Thanks for your input.
My idea of file coordination was that it would allow processes to make "atomic" changes to files and folders so that they are left in a consistent state to other processes that use file coordination as well.
Yes, that's generally what it's goal is, particularly with it's broader role in file versioning and syncing. However, the problem of your particular situation is:
-
File coordination is inherently "opt in", so it only helps if the writing app (which you don't control) chooses to implement it.
-
It looks like you want to operate in the "general case", meaning you're expecting to work with whatever directories the user specifies and with whatever apps/files they happen to be using.
Those to factors mean you simply cannot rely on file coordination. You can certainly choose to implement it and there are definitely case where it may be helpful, but you still need to figure out a solution that works for all of the other case where the writing process doesn't implement file coordination.
Unzipping seemed like an ideal fit to me, regardless how long it takes
No, this is not what file coordination is "for". It is NOT acceptable for an app to block inside a file coordination call for an "extended" period of time. File coordination calls are intended to be very brief (<~1s) "low level" I/O calls, not a tool for blocking long running operations. The problem with doing this:
(after all, the user should be aware that an unzip operation is in progress and shouldn't worry about other scan operations containing the zip archive apparently hanging for the duration of the unzip operation).
...is that you're basically setting up a "trap" for other apps running on the system. Apps expect file coordination calls to block for very limited duration and now those calls will end up blocking for far longer than they were ever expecting.
Note that this means that correctly using file coordination for large operations is more complicated than simply calling coordinate(writingItemAt:) and writing whatever you want. In practice, that means that large operations should generally be implemented using some variation of this approach:
-
The app uses NSFileManager.url(for:in:appropriateFor:create:) to establish a private location on the same volume as the final destination.
-
The app writes whatever it needs to write out to that location.
-
The app starts a coordinated write, then uses NSFileManager.replaceItemAt(_:withItemAt:backupItemName:options:) to safely replace the existing file with it's new objects.

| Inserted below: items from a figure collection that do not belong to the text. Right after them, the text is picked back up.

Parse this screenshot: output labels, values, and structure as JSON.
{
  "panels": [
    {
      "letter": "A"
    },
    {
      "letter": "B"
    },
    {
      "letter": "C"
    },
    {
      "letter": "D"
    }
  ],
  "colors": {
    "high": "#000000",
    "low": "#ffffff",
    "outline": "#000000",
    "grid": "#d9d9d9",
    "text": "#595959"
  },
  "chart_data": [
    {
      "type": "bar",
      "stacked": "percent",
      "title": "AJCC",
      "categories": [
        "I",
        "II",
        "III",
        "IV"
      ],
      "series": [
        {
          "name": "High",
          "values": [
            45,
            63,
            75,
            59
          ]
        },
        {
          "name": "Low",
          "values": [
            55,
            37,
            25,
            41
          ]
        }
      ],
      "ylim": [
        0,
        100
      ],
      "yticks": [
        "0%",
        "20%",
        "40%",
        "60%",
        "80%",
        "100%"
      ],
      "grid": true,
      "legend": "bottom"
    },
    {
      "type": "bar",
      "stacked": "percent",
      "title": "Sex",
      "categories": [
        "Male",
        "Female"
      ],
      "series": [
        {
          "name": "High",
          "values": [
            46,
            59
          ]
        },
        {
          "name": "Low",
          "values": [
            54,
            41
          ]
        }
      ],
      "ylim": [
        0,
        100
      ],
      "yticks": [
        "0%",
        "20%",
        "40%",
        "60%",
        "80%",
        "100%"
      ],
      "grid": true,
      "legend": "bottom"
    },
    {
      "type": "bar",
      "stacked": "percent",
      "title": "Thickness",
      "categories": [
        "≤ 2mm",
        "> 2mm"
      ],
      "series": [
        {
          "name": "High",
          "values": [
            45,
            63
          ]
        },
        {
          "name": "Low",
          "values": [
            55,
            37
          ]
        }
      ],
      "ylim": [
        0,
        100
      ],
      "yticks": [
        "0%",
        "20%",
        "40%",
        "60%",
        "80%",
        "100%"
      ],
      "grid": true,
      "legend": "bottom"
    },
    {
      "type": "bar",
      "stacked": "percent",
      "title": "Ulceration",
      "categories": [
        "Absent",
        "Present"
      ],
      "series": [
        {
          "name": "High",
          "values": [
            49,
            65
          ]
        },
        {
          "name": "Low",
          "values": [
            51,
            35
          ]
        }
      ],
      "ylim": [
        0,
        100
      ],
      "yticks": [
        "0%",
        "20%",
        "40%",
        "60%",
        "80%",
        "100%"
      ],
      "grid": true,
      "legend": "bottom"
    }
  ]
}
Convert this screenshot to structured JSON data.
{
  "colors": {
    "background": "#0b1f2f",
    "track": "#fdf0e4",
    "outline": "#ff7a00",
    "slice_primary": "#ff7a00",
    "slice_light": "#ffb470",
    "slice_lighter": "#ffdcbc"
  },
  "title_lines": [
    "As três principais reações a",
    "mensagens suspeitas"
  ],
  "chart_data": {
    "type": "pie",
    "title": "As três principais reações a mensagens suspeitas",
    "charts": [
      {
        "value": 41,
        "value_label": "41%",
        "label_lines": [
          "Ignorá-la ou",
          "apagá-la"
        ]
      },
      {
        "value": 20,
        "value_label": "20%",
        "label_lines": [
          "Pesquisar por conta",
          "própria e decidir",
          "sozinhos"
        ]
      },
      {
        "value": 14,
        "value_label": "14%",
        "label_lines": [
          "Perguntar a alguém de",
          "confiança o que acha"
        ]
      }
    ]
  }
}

FYI, this same issue can also apply when reading data. Particularly on APFS (where file cloning makes file duplication extraordinarily fast), an app doing bulk copying might be better off using a coordinated read to create a "private" copy on the same volume, then using that private copy as the source for it's copy operation.
That leads to here:
If file coordination isn't the answer and the unzipped files are not
meant to be accessed before the unzip operation has completed, perhaps
it would make sense for unzip to write the temporary files to a
standard temporary folder and then move them to the final location
only at the end.
I won't try and provide a full/specific justification but here are two specific issues:
-
This approach has issues outside of AFPS (and HFS+). On AFPS and HFS+, the replace operation in #3 is atomic operation internal to the file system, which means it's both extremely fast and require no meaningful storage. On other file systems, it's going to require copying and will (temporarily) require double the total storage.
-
For some operations (copying and unzip included), there can be value in ensuring that whatever data the operation produces is accessible, even if the full operation never completes. This could be done by recovering data out of the temporary location, but the most straightforward solution is to just write directly to the final target.
As I mentioned, I'm not trying to avoid permission errors in general, but only those caused by temporary operations such as unzipping. My app keeps syncing, sends a notification when an error happens and allows the user to see the list of errors, but the user isn't forced to do anything for the app to keep syncing. But even if the user is aware that the errors are caused by the unzip operation, they would have to go through the list of errors (which could be quite long) to make sure that they haven't overseen an unrelated error. What I could do mitigate this is to mark an error as "solved" if a successive sync of the same file is successful.
The other thing I would add here is that simply heuristics can add significant value. For example:
...so if "foo" is set to "420" and in the same directory as "foo.zip", then there is a decent chance that this is an in-progress unzip operation. Not guaranteed of course, but the way I would think about this is that your goal here is to better manage work and present what's actually going on, not "perfection". Related to that point, going back to here:
sends a notification when an error happens and allows the user to see the list of errors,
Unless you've gone out of your way (at significant performance cost) to impose a specific file ordering, the order you process files in isn't going to be meaningful to the user. On HFS+, the catalog ordering behavior makes bulk iteration roughly alphabetical, but on most other file systems (particularly APFS) the order is going to look basically arbitrary/random. That's important here because it means there isn't really any reason your app HAS to tell the user about any particular issue at the moment you encounter it- you could just defer that location/file to later processing and silently keep going.
Now, there's obviously a balancing act there (you don't necessarily want your app to dump all of it's errors at the very end), but it can certainly be another tool you use to improve the overall experience.
__
Kevin Elliott
DTS Engineer, CoreOS/Hardware